The United States Post Office in Mineola is the only federal commission the Peabody, Wilson firm is known to have undertaken, and was one of its last. After Peabody's death, Brown left the firm that same year to head the design team planning the Harlem River Houses, the first federally financed housing project in New York City.

===Military service===
During World War I, due to the ill health of his wife, he obtained a position in the Red Cross Headquarters in Washington, D.C., where he was quickly made director of the Bureau of Allied Prisoners' Relief. In the spring of 1918, after his wife's health recovered sufficiently for him to serve, he obtained a commission in the Aviation Division of the U.S. Navy for service in France as an Intelligence officer. After several months of preparation at Annapolis, he went to France in May 1918 and served there until the armistice.

==Personal life and death==
On March 27, 1913, Peabody was married to Celestine Eustis Hitchcock in Aiken, South Carolina, by the Right Rev. Henry P. Northrop, Bishop of South Carolina. Celestine was a daughter of polo player Thomas Hitchcock Sr. and Louise Marie (née Eustis) Hitchcock. Together, they lived at Pond Hollow Farm in Westbury on Long Island (across the road from his parents-in-law's estate, Broad Hollow Farm), and were the parents of a son who died in infancy, and two surviving children:

- Julian Livingston Peabody Jr. (1914–2014), a graduate of Princeton University and Columbia Law School who was a lawyer with LeBoeuf, Lamb, Leiby,
- Daphne Peabody, who married Edward Eugene Murray, a Dartmouth College graduate who was the son of the Democratic Senator from Montana, James E. Murray, in 1944.

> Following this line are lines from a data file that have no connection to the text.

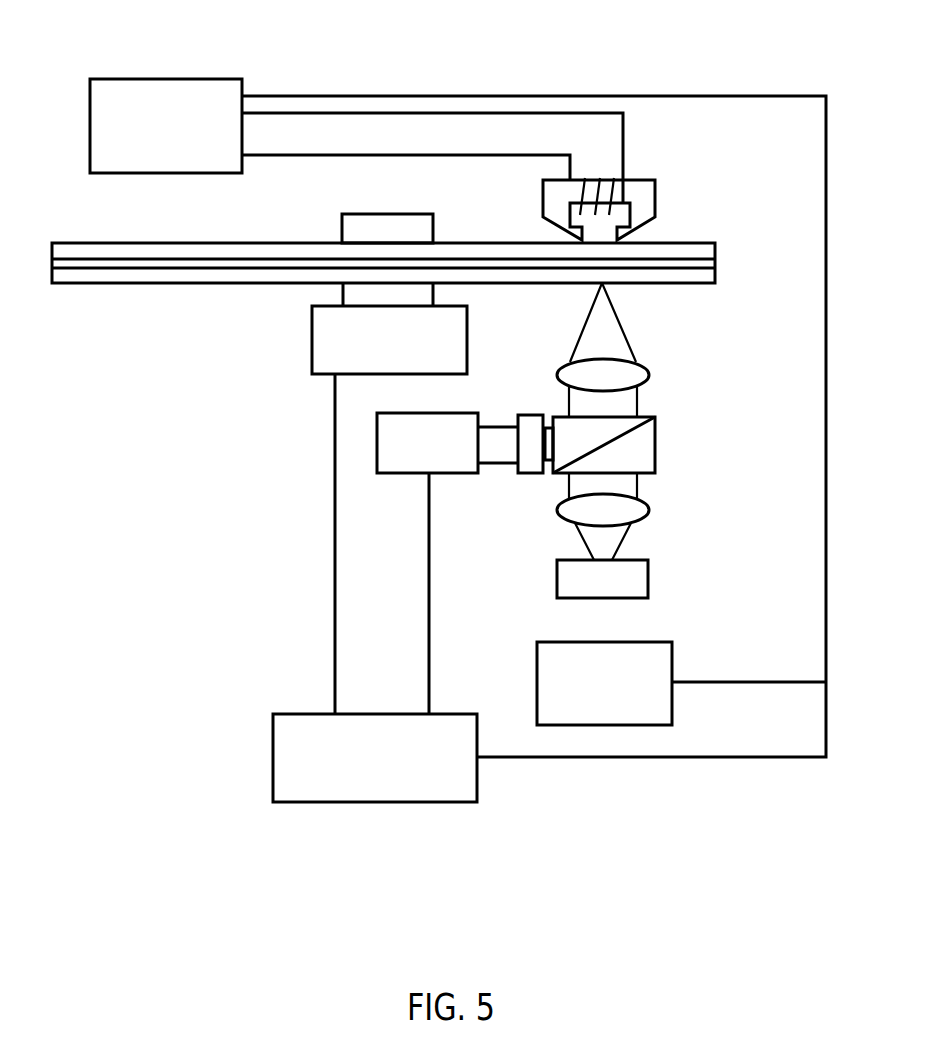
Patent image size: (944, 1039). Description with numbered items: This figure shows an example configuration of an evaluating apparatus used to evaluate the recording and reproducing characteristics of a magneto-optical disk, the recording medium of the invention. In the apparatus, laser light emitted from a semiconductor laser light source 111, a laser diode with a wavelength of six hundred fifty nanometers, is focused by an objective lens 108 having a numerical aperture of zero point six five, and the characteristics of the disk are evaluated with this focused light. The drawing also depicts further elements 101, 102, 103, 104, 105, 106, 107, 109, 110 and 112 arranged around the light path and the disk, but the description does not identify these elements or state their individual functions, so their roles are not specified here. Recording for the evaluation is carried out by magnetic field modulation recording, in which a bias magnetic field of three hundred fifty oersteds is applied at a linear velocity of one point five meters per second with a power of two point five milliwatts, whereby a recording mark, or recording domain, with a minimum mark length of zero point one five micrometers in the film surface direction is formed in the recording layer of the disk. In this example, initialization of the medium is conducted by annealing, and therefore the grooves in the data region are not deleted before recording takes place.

The substrate / wafer stage plate 101 is at (93, 243).
The electromagnetic probe head 102 is at (655, 195).
The stage drive unit 103 is at (312, 338).
The optical detection unit 104 is at (673, 440).
The signal processing unit 105 is at (673, 663).
The drive circuit / power source 106 is at (163, 78).
The control unit 107 is at (372, 802).
The objective lens 108 is at (650, 372).
The beam splitter 109 is at (655, 446).
The condenser lens 110 is at (650, 508).
The semiconductor laser light source 111 is at (644, 573).
The light source 112 is at (377, 440).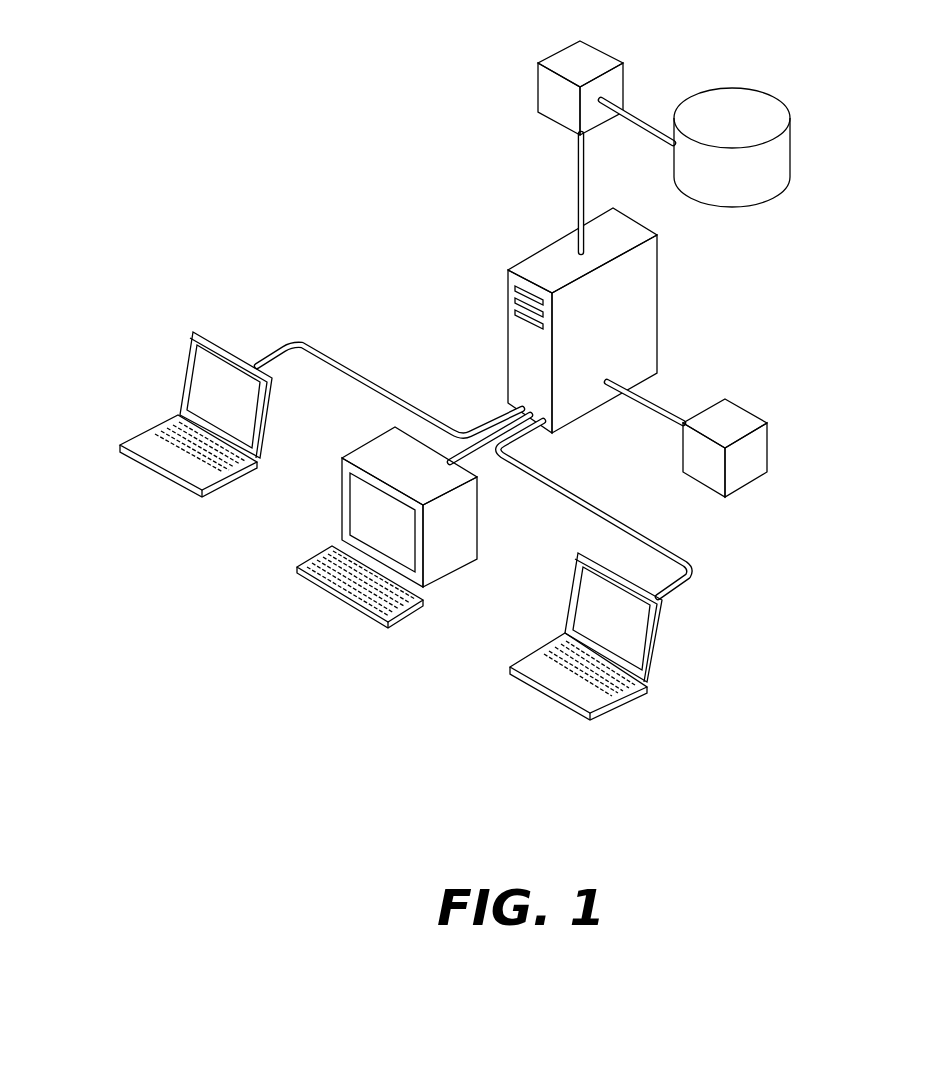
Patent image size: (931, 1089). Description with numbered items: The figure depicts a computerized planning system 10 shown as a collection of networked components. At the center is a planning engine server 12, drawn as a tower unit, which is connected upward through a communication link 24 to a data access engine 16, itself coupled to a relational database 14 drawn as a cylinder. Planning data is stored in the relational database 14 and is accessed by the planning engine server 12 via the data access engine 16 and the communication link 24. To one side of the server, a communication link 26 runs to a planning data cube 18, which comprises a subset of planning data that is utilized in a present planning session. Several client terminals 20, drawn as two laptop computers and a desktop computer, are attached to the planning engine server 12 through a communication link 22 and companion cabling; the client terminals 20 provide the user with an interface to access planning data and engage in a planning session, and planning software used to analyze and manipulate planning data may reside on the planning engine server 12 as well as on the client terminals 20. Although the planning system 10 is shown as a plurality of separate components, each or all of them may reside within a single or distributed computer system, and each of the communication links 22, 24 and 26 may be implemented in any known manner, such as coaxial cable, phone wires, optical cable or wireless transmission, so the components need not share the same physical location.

The planning system 10 is at (237, 52).
The planning engine server 12 is at (630, 306).
The relational database 14 is at (716, 192).
The data access engine 16 is at (548, 92).
The planning data cube 18 is at (757, 453).
The client terminals 20 is at (122, 472).
The communication link 22 is at (381, 386).
The communication link 24 is at (577, 175).
The communication link 26 is at (662, 413).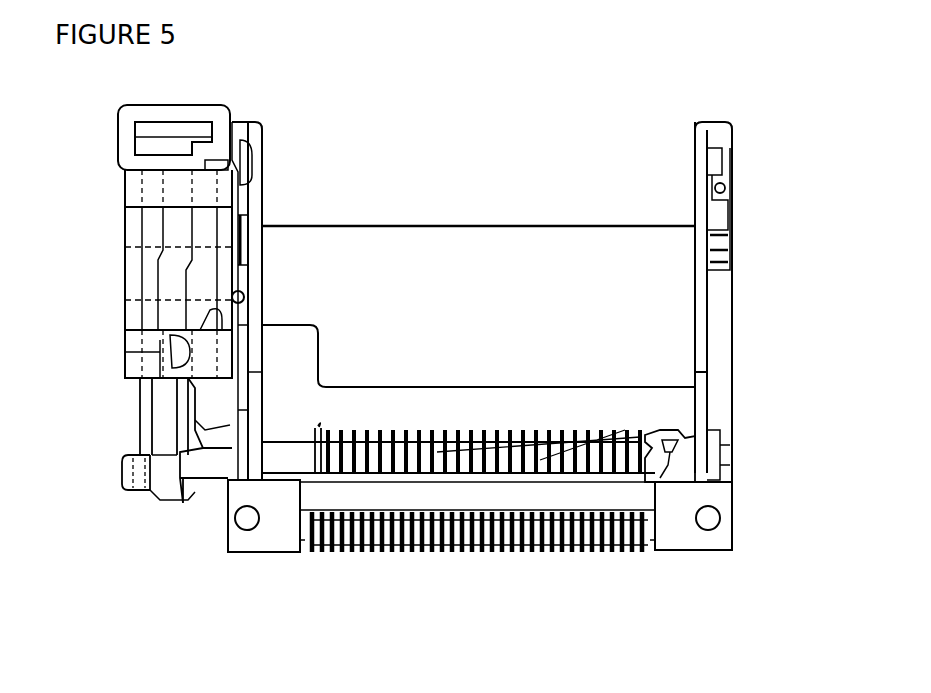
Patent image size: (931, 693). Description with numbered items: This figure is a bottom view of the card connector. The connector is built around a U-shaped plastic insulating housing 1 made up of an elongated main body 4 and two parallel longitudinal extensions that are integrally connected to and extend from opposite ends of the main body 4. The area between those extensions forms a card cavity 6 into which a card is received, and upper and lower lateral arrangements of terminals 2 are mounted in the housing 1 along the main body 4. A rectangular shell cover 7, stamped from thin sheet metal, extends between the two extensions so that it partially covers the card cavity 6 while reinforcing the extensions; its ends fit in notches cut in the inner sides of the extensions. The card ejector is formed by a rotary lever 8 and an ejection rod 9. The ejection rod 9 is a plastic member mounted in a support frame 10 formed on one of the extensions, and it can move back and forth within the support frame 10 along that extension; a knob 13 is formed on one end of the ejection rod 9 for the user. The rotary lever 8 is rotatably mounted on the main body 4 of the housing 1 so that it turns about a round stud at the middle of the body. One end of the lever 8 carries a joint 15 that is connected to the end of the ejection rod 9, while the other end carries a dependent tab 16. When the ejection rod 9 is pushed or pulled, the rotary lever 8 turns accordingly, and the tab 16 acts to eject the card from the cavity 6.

The insulating housing 1 is at (734, 397).
The terminals 2 is at (634, 472).
The main body 4 is at (658, 540).
The card cavity 6 is at (608, 198).
The shell cover 7 is at (408, 252).
The rotary lever 8 is at (208, 490).
The ejection rod 9 is at (138, 404).
The support frame 10 is at (127, 247).
The knob 13 is at (118, 123).
The joint 15 is at (160, 466).
The dependent tab 16 is at (660, 437).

Peabody was a member of the Harvard Club, the Racquet and Tennis Club, the New York City Club, the Piping Rock Club, the Locus Valley Club, the Seawanhaka Yacht Club, the Oyster Bay Club, the Architectural League of New York and the Beaux Arts Society.

Peabody and his wife were traveling to Mexico on board the liner SS Mohawk (owned by the Clyde-Mallory Line and under charter to the Ward Line) when it was involved in a collision with the Norwegian cargo ship Talisman off the coast of New Jersey. Fifteen passengers, including the Peabodys, and thirty crew members died in the sinking. After a double funeral at the Church of the Resurrection at 119 East 74th Street, the Peabodys were buried at Westbury Friends Cemetery.